I honestly cannot believe that I am getting to write this post – 5 years was not even something I dared dream about on this day in 2013. Stage IV melanoma patients were lucky to get months and the really lucky ones might survive for a year or two.
Considering how long it’s been I still remember so much about that day.
I remember my oyster card refusing to work meaning I needed to buy a ticket which I feared was a bad omen.
I remember sitting in the waiting room with Claire and Andy and that as hard as we tried we kept running out of anything that resembled conversation.
I remember that the last tiny thread of hope disappearing the moment I saw my oncologist’s face.
I remember being surprised at my ability to ask questions about possible treatments and what to expect.
I remember my doctor being unnecessarily defensive when Andy pointed out that my year’s treatment on the Avastin trial hadn’t worked.
I remember, at Claire’s insistence, being shown a scan of my poor tumour-ridden liver (I was too shell-shocked to actually comprehend what I was seeing).
I remember being sent through to another room with the ‘bad-news’ nurse. I remember Claire and I both almost laughing at the horror of it as we’d seen and commented on so many other patients being sent to see the ‘bad news’ nurse.
I remember the three of us politely listening to the suggestions about palliative care and what support there would be for the boys whilst really just wanting to get out of the hospital. I’m pretty sure we said yes to cups of tea as it felt like the right thing to do.
I remember standing outside the hospital on a suitably dreary grey day and calling my parents to tell them that it was as bad as we’d feared.
I remember composing a text to send to my nearest and dearest to let them know that the news wasn’t good.
I’m sure there are some bits that I’ve forgotten but so much of it is still crystal clear in my mind and it takes very little, particularly during September, to get flashes of that awful feeling that your absolute fear, your nightmare is actually your reality.
I have often written in this blog about what came next, the combination of knowledge, amazing support and a massive dose of good fortune that mean that I’m still here today so I won’t go through that again beyond saying I know how lucky I am. There are now a substantial number of stage IV melanoma patients who were diagnosed in 2013 or after who, due to the amazing developments in immunotherapy, like me, are defying the odds and continuing to live with cancer. There are, as I’m always pointing out so many other patients who started this ‘journey’ with me but who have died so as I’ve said I am very much one of the lucky ones. However September and particularly September 24th is a difficult time for me as the memories alongside the terrible fears about how much longer I’ll continue to ‘be lucky’ flood in.
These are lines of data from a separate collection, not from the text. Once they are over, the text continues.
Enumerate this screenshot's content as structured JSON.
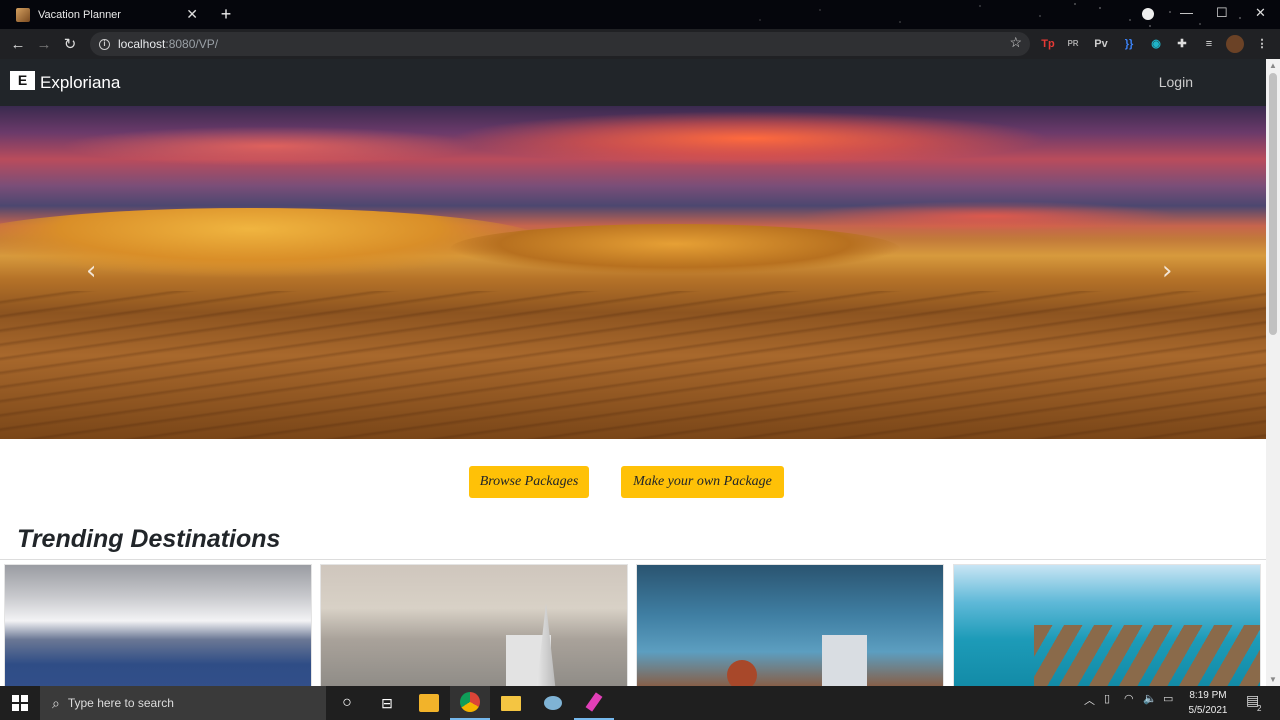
{
  "browser": {
    "tab_title": "Vacation Planner",
    "new_tab": "+",
    "close_tab": "✕",
    "url_host": "localhost",
    "url_rest": ":8080/VP/",
    "window_min": "—",
    "window_max": "☐",
    "window_close": "✕",
    "extensions": [
      "Tp",
      "PR",
      "Pv",
      "}}",
      "◉"
    ]
  },
  "site": {
    "brand_logo": "E",
    "brand_name": "Exploriana",
    "login": "Login",
    "carousel_prev": "‹",
    "carousel_next": "›",
    "buttons": {
      "browse": "Browse Packages",
      "custom": "Make your own Package"
    },
    "section_title": "Trending Destinations",
    "destinations": [
      {
        "icon": "snow-mountains-image"
      },
      {
        "icon": "burj-al-arab-city-image"
      },
      {
        "icon": "gateway-of-india-birds-image"
      },
      {
        "icon": "maldives-water-villas-image"
      }
    ]
  },
  "taskbar": {
    "search_placeholder": "Type here to search",
    "time": "8:19 PM",
    "date": "5/5/2021",
    "notification_count": "2"
  },
  "colors": {
    "accent_button": "#ffc107",
    "navbar": "#212529"
  }
}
This September 24th not only marks 5 years but just in case this date wasn’t already stressful enough by some weird coincidence or possibly those damn goblins of mischief having fun, I also received my latest body CT and brain MRI results today.
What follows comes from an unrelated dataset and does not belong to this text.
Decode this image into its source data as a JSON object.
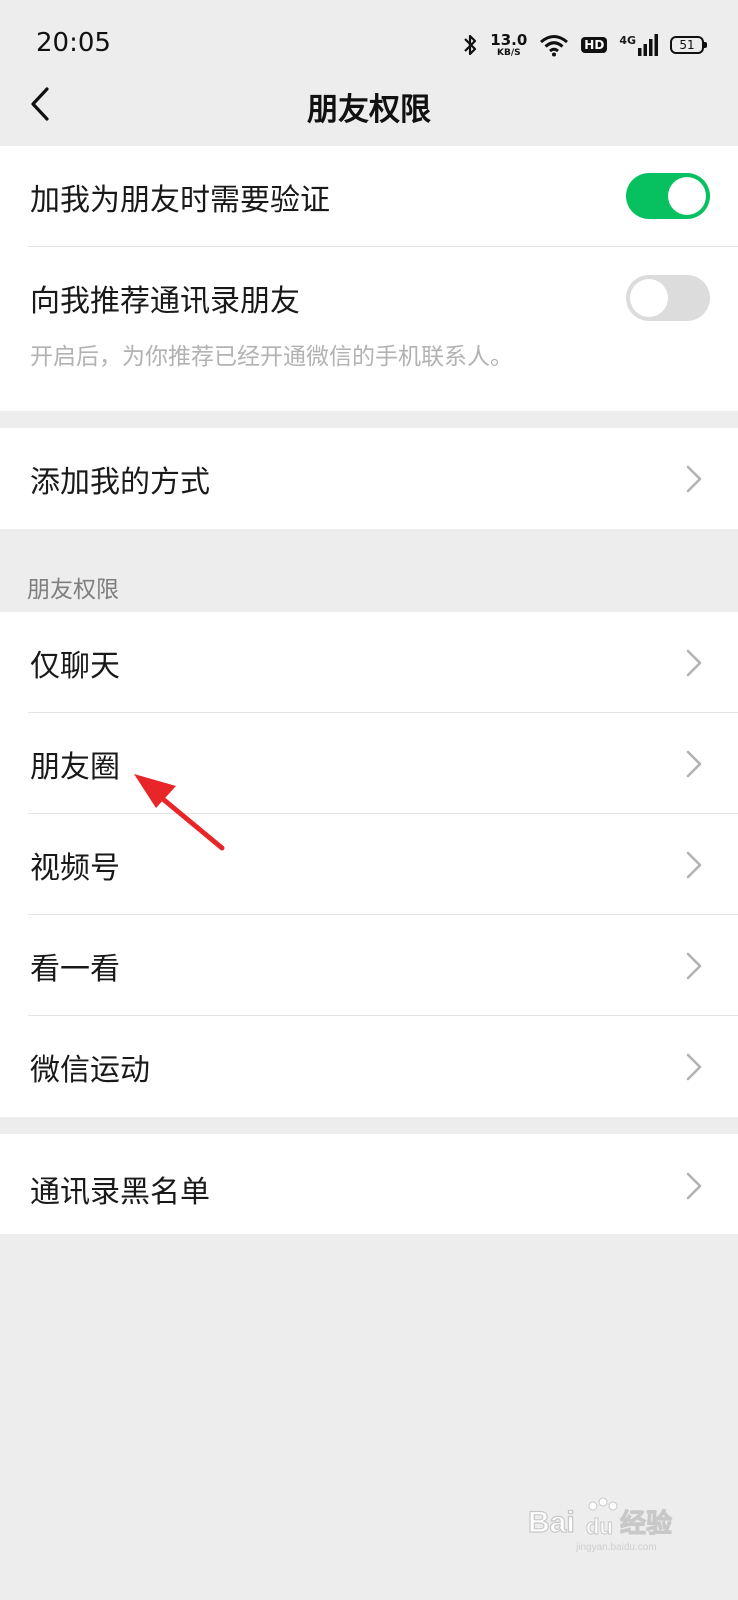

I was given the option of changing the results appointment when I realised how the dates fell but in the end felt that September 24th will always be an awful day so if the news were to be bad it would just add to the shitness but if the news was good then it might go some way to saving this poor day. In the run up to today it’s been impossible not to get lost in the memories of 5 years ago and to imagine meeting with my doctor today and knowing within a second of walking into the room that once again I’d been pushed back on to that damn rollercoaster.
Thankfully and joyfully my results today are once again stable and my brain is brilliantly unremarkable. When the news properly sinks in I shall be breathing a massive sigh of relief.